Buruan..........Kartu Prakerja Gelombang 23 Terima 500.000 Pendaftar Pada Pekan Pertama
Kartu Prakerja (Shutterstock)
Jakarta--Dilansir dari Kompas.com-- Pemerintah telah memutuskan untuk membuka pendaftaran gelombang ke 23 untuk program kartu prakerja. Mulai kamis (17/2/22) dan ini adalah gelombang pertama di tahun 2022.
Menko bidang Perekonomian Airlangga Hartanto mengatakan adapun kuota yang akan di buka adalah sebanyak 500.000 pendaftar.
Dengan di buka nya pendaftaran kartu pekerja ini, harapan pemerintah di harapkan bisa menekan angka kemiskinan di indonesia.
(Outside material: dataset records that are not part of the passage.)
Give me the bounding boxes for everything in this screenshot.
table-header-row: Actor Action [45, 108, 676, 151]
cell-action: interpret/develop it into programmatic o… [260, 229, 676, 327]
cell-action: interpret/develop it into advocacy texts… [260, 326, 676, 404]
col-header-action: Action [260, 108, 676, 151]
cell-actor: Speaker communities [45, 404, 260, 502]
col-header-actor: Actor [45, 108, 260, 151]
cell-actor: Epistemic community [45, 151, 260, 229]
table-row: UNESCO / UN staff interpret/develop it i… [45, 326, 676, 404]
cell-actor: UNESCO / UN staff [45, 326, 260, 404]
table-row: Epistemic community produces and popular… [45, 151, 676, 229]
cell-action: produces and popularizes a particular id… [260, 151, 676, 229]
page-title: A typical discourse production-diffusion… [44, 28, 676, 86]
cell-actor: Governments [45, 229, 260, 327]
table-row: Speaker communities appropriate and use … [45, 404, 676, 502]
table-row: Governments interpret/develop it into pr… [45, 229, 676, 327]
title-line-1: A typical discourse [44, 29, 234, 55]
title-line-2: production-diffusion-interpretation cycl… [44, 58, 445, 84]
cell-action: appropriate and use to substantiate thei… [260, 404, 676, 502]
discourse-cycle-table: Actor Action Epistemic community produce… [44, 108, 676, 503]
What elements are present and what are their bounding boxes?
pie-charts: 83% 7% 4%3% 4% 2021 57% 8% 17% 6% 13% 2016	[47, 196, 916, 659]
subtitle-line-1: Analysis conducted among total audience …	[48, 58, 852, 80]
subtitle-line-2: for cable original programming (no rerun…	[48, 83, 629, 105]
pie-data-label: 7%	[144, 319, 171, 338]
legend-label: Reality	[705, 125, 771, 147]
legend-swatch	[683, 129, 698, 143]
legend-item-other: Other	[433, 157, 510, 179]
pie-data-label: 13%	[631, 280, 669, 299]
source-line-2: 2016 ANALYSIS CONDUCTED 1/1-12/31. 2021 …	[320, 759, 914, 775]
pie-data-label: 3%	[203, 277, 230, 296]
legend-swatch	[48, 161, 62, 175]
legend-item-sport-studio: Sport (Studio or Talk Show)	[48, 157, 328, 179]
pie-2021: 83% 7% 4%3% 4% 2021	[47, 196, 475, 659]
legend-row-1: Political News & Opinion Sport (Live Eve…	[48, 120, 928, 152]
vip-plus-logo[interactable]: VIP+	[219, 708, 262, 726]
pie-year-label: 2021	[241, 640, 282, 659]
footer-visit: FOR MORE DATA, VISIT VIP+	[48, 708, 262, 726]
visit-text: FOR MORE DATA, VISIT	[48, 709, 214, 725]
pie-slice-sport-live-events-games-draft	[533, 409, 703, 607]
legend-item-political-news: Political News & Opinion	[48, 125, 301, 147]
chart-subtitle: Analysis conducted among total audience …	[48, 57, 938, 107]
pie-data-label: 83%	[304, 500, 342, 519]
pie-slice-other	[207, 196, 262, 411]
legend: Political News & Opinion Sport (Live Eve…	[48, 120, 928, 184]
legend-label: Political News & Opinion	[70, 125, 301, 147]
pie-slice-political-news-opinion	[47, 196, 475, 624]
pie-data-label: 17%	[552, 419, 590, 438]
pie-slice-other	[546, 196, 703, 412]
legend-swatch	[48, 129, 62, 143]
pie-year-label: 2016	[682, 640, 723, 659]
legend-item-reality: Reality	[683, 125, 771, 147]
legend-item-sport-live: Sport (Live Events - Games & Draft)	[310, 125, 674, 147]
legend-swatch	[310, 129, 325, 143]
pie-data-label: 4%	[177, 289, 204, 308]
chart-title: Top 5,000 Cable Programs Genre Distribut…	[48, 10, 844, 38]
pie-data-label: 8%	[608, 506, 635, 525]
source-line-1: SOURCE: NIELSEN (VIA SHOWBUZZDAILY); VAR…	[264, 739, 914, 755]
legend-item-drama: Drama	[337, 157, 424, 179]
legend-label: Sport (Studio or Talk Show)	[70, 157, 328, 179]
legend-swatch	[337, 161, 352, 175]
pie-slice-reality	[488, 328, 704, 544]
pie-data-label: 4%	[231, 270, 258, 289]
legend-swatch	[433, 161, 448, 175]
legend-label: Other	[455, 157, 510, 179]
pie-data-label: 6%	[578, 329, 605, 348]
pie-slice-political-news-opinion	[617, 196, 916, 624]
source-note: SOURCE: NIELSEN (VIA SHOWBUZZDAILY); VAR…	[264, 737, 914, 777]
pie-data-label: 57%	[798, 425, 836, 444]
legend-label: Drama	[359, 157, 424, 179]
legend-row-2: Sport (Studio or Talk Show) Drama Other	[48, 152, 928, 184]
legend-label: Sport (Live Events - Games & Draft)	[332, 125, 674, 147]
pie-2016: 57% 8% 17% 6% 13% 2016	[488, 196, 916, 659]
Program kartu prakerja ini telah merambah ke 220 kabupaten kota di seluruh Indonesia. Dan di harapkan mampu menekan angka kemiskinan di Indonesia.
"Kartu Prakerja di tahun ini, sama seperti tahun sebelumnya. Di tahun 2022 gelombang 23 ini adalah minggu pertama 500.000. Tentu kami akan memberi keberpihakan untuk 220 kabupaten/kota yang memang direncanakan untuk melakukan penurunan kemiskinan ekstrem," katanya dalam konferensi pers Kartu Prakerja secara virtual.
Selain itu, pemerintah memberikan kesempatan kepada calon pekerja migran Indonesia (CPMI) untuk turut serta mengikuti program Kartu Prakerja. Hal ini bertujuan agar para pekerja migran dapat meningkatkan kemampuannya sebelum diberangkatkan ke negara-negara tujuan bekerja.
"Program Kartu Prakerja juga akan memberikan alokasi kepada 50.000 pekerja migran Indonesia, dan diharapkan dapat meningkatkan kompetensi calon pekerja migran Indonesia. Sehingga tentu ini akan memberikan jaminan kepada pekerja migran Indonesia pada saat bekerja pada negara masing-masing yang dituju, sudah mempunyai kompetensi," tutur Airlangga.
Untuk mendapatkan manfaat Kartu Prakerja, calon penerima harus mendaftar di situs www.prakerja.go.id. Syarat penerima Kartu Prakerja adalah Warga Negara Indonesia (WNI) berusia 18-64 tahun dan tidak sedang mengikuti pendidikan formal. Sebagai program semi-bansos, Kartu Prakerja masih akan diprioritaskan bagi mereka yang belum menerima bantuan. Sesuai dengan Peraturan Menteri Koordinator Perekonomian Nomor 11 Tahun 2020, setiap penerima Kartu Prakerja wajib menggunakan bantuan untuk mengikuti pelatihan pertama dalam waktu 30 hari sejak menerima Kartu Prakerja. Apabila tidak melakukan hal ini, maka kepesertaannya akan dicabut. Dalam catatannya, sejak dibuka pada 11 April 2011, jumlah penerima Program Kartu Prakerja telah mencapai 11,4 juta orang dari 22 gelombang pendaftaran. Sebanyak 87 persen penerima belum pernah ikut pelatihan sebelumnya. Secara rata-rata peserta memberikan nilai 4,9 dari skala 5 untuk pelatihan yang telah diambil. Hasil evaluasi belajar peserta menunjukkan kenaikan skor pre-test dibanding post-test yaitu 53 ke 68.